Las primeras explosiones no se oyeron: se vieron. Columnas de polvo surgieron como golpes secos sobre la línea del horizonte. Luego llegó el estruendo, profundo y sostenido, como el rugido de un dios antiguo. La tierra temblaba bajo los pies de Falk Ritter incluso antes de que se oyeran los motores.
Desde lo alto de su Panzer, Falk alzó la vista. Dos Bf 109 cruzaban el cielo como cuchillas oscuras, seguidos por un escuadrón de Stukas que descendían en picado como aves de presa. Las sirenas ululaban. En segundos, una línea entera de defensa enemiga quedó envuelta en fuego y polvo.
—Ha empezado —murmuró Helmut desde la radio.
Falk no respondió.
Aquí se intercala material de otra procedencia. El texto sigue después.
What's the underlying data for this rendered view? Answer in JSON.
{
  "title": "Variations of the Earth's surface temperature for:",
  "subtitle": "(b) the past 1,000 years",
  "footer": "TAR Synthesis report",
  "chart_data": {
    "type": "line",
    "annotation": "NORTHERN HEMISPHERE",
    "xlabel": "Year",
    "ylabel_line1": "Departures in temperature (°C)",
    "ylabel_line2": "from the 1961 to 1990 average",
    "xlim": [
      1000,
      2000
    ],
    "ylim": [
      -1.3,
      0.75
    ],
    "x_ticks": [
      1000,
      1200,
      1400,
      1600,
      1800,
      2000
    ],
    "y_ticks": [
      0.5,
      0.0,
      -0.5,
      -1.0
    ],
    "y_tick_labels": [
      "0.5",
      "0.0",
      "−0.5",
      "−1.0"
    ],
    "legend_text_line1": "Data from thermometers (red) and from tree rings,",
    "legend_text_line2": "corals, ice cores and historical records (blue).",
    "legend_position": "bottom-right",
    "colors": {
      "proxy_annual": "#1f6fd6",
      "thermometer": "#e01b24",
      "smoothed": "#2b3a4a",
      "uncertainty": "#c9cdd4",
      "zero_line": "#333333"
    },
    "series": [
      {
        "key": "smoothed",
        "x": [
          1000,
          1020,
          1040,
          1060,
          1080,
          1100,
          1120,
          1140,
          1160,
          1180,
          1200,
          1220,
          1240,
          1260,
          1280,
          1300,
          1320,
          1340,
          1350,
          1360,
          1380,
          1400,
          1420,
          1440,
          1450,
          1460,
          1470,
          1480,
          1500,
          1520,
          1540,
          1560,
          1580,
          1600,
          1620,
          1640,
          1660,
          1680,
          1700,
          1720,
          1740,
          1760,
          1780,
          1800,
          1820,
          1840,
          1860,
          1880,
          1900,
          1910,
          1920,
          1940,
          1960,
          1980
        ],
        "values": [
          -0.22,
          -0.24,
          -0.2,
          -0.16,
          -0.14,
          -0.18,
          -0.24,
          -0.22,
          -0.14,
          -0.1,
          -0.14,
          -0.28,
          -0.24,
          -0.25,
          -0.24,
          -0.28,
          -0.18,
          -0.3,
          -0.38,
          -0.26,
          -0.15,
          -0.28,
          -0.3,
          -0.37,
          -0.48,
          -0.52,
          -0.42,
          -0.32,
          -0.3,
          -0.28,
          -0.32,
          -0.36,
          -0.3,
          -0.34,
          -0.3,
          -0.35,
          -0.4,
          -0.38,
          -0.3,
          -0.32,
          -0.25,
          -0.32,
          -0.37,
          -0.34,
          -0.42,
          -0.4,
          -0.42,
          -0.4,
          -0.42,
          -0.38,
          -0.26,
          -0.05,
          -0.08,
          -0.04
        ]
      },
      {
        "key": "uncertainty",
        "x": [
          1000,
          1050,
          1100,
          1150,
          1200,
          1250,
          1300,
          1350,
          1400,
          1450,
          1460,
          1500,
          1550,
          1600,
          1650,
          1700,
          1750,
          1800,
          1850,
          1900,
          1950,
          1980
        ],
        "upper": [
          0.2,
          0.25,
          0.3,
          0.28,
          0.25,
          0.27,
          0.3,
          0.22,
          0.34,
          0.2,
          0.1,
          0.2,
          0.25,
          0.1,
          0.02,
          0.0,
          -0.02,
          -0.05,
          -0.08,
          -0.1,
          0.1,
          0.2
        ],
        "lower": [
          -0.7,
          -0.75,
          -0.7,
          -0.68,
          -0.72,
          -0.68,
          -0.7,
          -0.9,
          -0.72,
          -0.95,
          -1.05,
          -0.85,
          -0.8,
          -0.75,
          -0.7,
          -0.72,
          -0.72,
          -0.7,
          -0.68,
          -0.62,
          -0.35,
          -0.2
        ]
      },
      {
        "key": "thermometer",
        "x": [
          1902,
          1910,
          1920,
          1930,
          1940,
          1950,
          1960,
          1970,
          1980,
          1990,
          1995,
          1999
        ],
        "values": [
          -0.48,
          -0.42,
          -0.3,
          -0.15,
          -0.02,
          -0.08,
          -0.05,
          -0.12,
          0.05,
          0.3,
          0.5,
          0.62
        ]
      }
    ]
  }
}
Ya había bajado la escotilla y revisado el mapa una última vez.
—¿Órdenes del mando? —preguntó Ernst, ajustando su óptica.
Falk no necesitó oír nada más. Sabía lo que significaba. Blitzkrieg. Primero los cielos, luego el acero.
—Avanzamos —dijo con calma.
El motor rugió. La columna de blindados de la Leibstandarte comenzó a moverse como una serpiente de hierro bajo el sol egipcio. A su lado, unidades italianas e infantería española intentaban seguir el ritmo, pero sabían que no podían igualarlo.
La llave negra se movía.
Falk observó a través de su periscopio cómo un cañón antitanque británico, semienterrado, intentaba reposicionarse tras el bombardeo. Tarde. Una ráfaga del Panzer lo hizo estallar.
—Objetivo neutralizado —anunció Konrad con voz firme.
—Rumbo norte-noreste —ordenó Falk—. No paramos hasta romperlos.
La Blitzkrieg, incluso bajo el sol del desierto, conservaba su ley: choque, velocidad, presión constante. Y la Leibstandarte, como siempre, iba delante.